The Rhine Maidens sing (while shivering…)

by Diane

We’re running down the Rhine valley under a blurry grey sky that tells me it’s going to be snowing soon.

It was snowing in Köln this morning, if the weather reports are to be believed. It looked like it wanted to do it in Basel, but perhaps the city’s heat footprint prevented it.

This train is an ICE3, newest and sleekest of the German “InterCityExpress” fleet. Their noses are getting more and more pointed with every version: if they keep it up, pretty soon they’re going to look like the newest model of the Shinkansen. Everything aboard them is polished stainless steel and beautiful modern birch paneling, with seats in a neutral blue: here and there you get gray-speckled white granite (in the bistro car Don't expect me to shove the phone down the john so you can see it. But it was spotless too.and the toilets, which are spotless, and merit a picture of their own — sorry, the quality of the picture won’t be great when it gets pasted in — but these facilities still cause me some wonder when I remember the pestholes that some other trains’ toilets can become: specifically, in the US and Ireland, two of the three countries on Earth which honestly believe that the public rails should function without subsidies).

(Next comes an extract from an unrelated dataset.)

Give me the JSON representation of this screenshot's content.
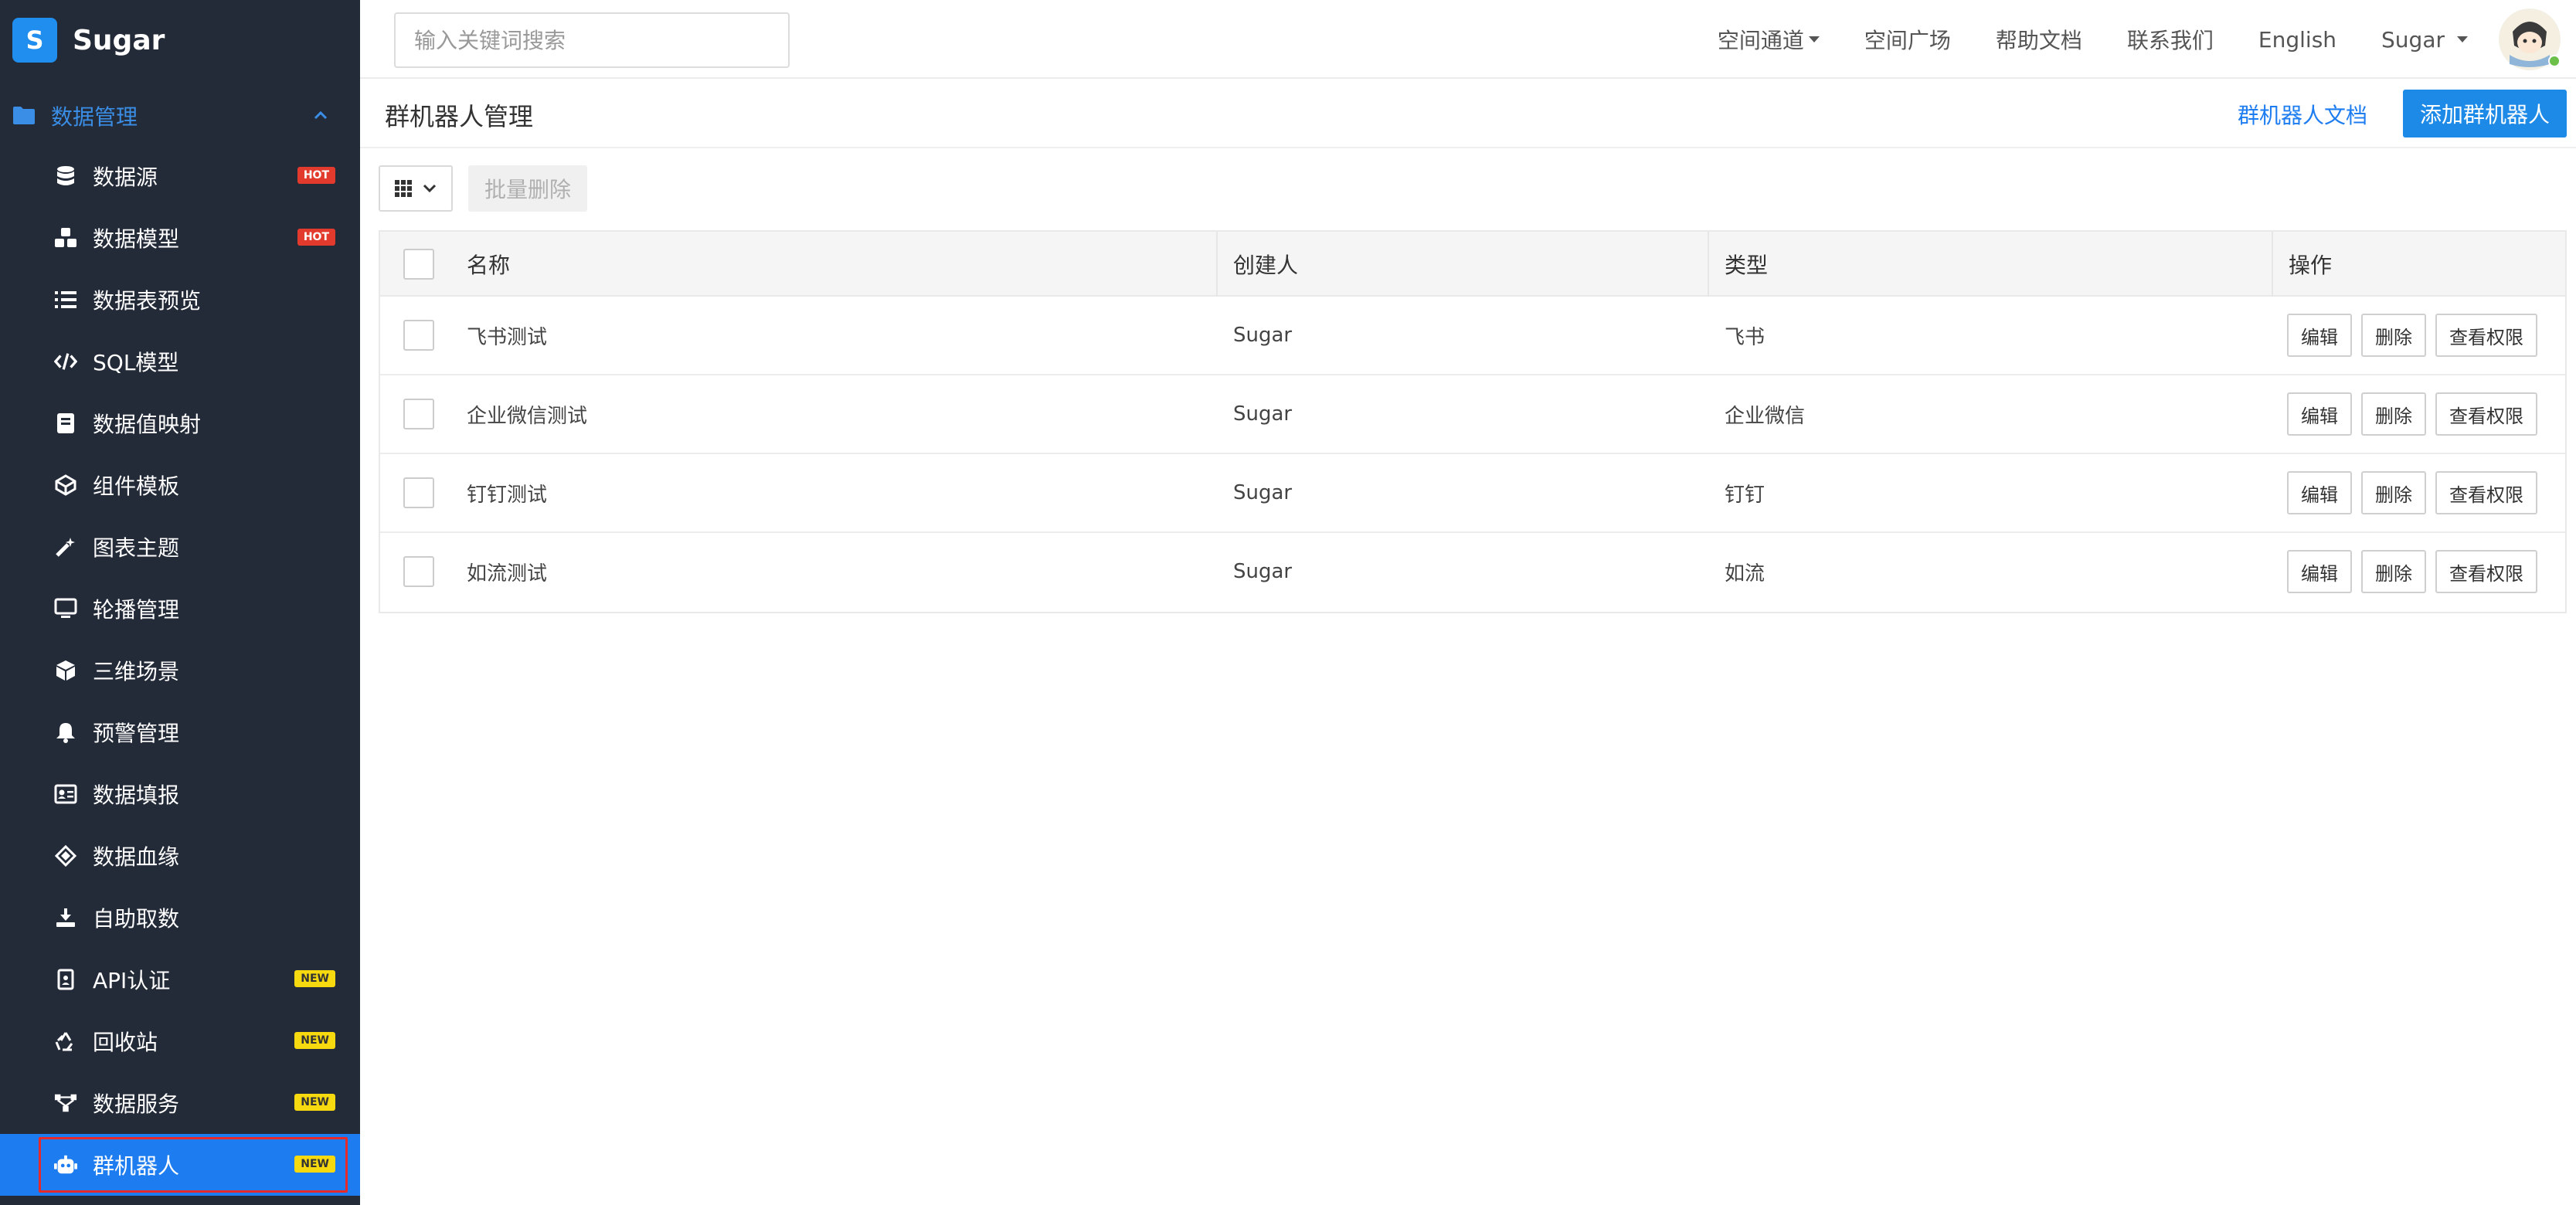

A cranky moment there…never mind. This is a train on which every seat has a plug / power point, so shortly I can go back and give Ryoh-ohki a recharge (and the phone too): they’ll both be well topped-up by the time we hit Cologne.

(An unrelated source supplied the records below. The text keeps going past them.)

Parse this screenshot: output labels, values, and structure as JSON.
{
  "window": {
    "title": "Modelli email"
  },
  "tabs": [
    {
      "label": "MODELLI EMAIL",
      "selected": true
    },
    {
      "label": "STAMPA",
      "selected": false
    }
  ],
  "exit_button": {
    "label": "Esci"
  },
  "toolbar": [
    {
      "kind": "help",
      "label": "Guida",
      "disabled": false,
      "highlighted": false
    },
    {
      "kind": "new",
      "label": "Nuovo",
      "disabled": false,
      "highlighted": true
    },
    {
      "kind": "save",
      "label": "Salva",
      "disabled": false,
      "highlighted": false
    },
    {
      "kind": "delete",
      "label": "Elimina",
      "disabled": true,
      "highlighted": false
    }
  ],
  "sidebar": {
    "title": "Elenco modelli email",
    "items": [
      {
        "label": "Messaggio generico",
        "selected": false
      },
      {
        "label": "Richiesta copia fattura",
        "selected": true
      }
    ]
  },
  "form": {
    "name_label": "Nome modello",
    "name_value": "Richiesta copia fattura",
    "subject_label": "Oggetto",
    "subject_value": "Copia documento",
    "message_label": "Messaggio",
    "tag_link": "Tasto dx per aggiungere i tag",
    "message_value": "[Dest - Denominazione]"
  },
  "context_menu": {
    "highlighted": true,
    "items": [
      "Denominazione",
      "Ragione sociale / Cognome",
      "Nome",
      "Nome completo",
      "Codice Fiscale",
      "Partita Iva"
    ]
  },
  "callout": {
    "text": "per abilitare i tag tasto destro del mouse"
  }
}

The train which paused opposite us just now in the station at Karlsruhe went by in “kissing cousins” mode: four engine sets — one at each end and two more in the middle, nose to nose, for when the train splits. Unfortunately I’m in the “back half” of our train, which is hooked up the same way, so I don’t get the dramatic 200-kph view out over the pilot’s shoulder (they do call them “pilots”, on these trains: possibly with some slight justification, since not so long ago, anything that went at this speed would have to be flying…).